If Lady Kiri Lawford is biracial — Indian and English — why is the model on the cover of Mary Jo Putney’s April release, Nowhere Near Respectable, pretty clearly white? Even in the beautifully edited and scripted book trailer, the actress portraying Kiri is just exotic enough to be, well, anything. Native American, Spanish, Italian, etc.
Is there a fear that mainstream romance readers won’t pick it up if she’s a little bit dark?
Yes, biracial Indians can absolutely be very pale — and even blonde. I’m not biracial, but I’m “fair,” or “forsha,” as we’d say in Bengali, and frequently mistaken for being Latina. I know several women who don’t “look” Indian but certainly are. I am not trying to question anyone’s legitimacy based on what shade of brown they are (shade-based bigotry is a huge issue in India). But given that romance is a genre where heroines of color are generally relegated to separate imprints or overlooked entirely, is it so bad to want a little more traditional representation? I can’t help it, my nose is a bit out of joint and my skin a bit prickly. It’s too easy to shrug this off as “oh, she’s biracial so she could pass” rather than taking a deeper look at how race, culture and romance converge.
By and large, characters with Asian heritage are featured in paranormal romances (thank you Meljean Brook, Marjorie Liu and Nalini Singh!). Apparently being brown is something that fits in naturally with being psychic or a werewolf! In contrast, Asian and Indian characters are a rarity in historical and contemporary romances. Unless we’re speaking of servants and cabbies, or the common “halvsies” trope, which I’ve ruminated on in the past. I’ve also taken on issues of whitewashing — here, here and here, so this isn’t a topic I’m just jumping into now. No, this is a topic that’s very close to my heart.
If you’re going to feature a hero or heroine who isn’t white…shouldn’t that be a selling point and something that is really important, rather than just an exotic dash of saffron in a cup of milk? Whether it’s henna tattoos, yoga, or Bollywood dance classes, appropriation of Indian culture in the west is commonplace, but is it too much to ask to have those of us who actually share that culture be represented sensitively and fairly as well?
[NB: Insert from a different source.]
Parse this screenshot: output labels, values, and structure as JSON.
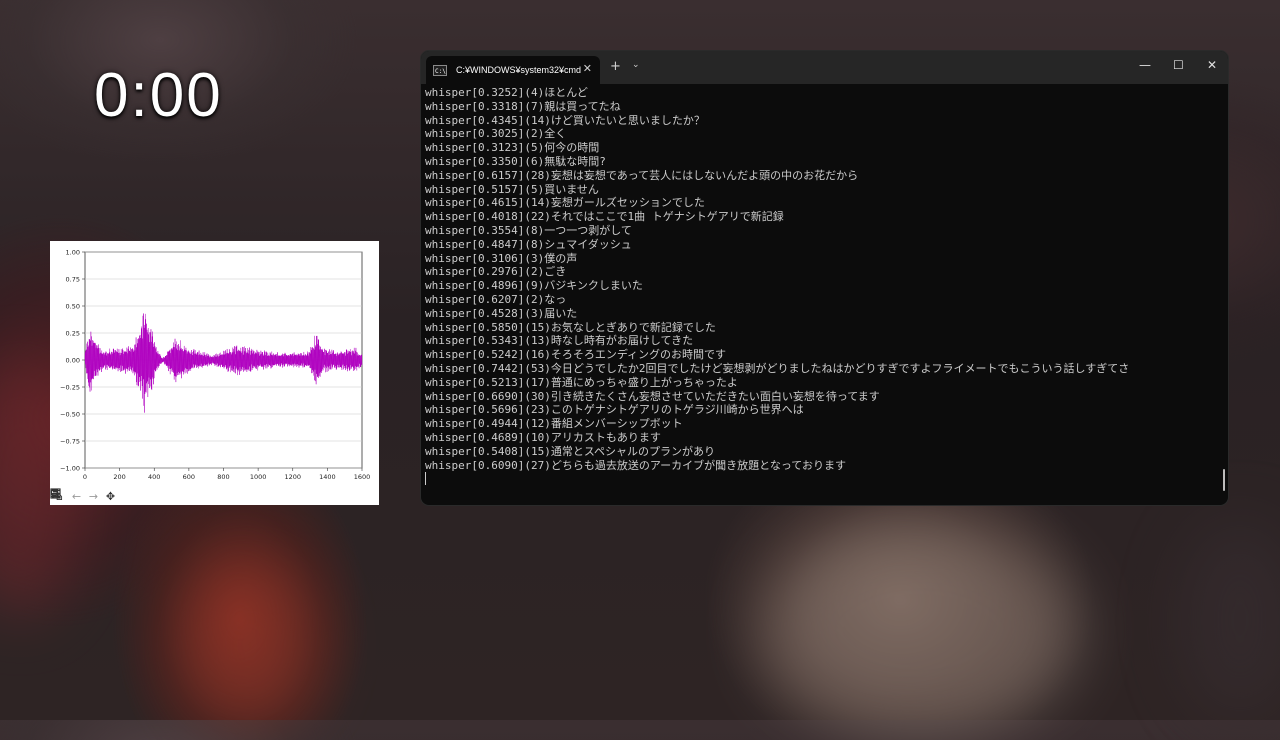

I loved Jeannie Lin’s Butterfly Swords, for taking a real chance with a historical. Why can’t we see more of that kind of fiction, and that kind of representative cover? Can you imagine if a woman with honey brown hair and exposed legs were wielding the titular blades? Yikes! Liz Carlyle’s One Touch of Scandal features a half-Indian hero, Adrian, and he looks it on the cover! I was also pleased that Carlyle’s book had just enough detail to be accurate and flesh out the characters, but not too many factoids that could easily a) be incorrect or b) be offensive. Putney’s books featuring Kiri and her brother Adam are a bit more problematic. On the author’s Web site, Kiri is described as being “half Hindu” and “comfortable with her mixed blood heritage.” Putting aside how hinky that second statement is, you can’t be half of a religious affiliation. She could be half Hindustani, which refers to both the cultural identity and the language, Hindi, but being half-Hindu is up there with being half-Christian or half-Catholic. No such thing!
But readers who want to see diversity in fiction do exist. We come in all sizes, all shapes, and all colors. I’ve never put down a book because the heroine didn’t look like me — I would have a pretty paltry TBR pile if that were the case — but I’ll tell you, I would definitely pick up a book if she did.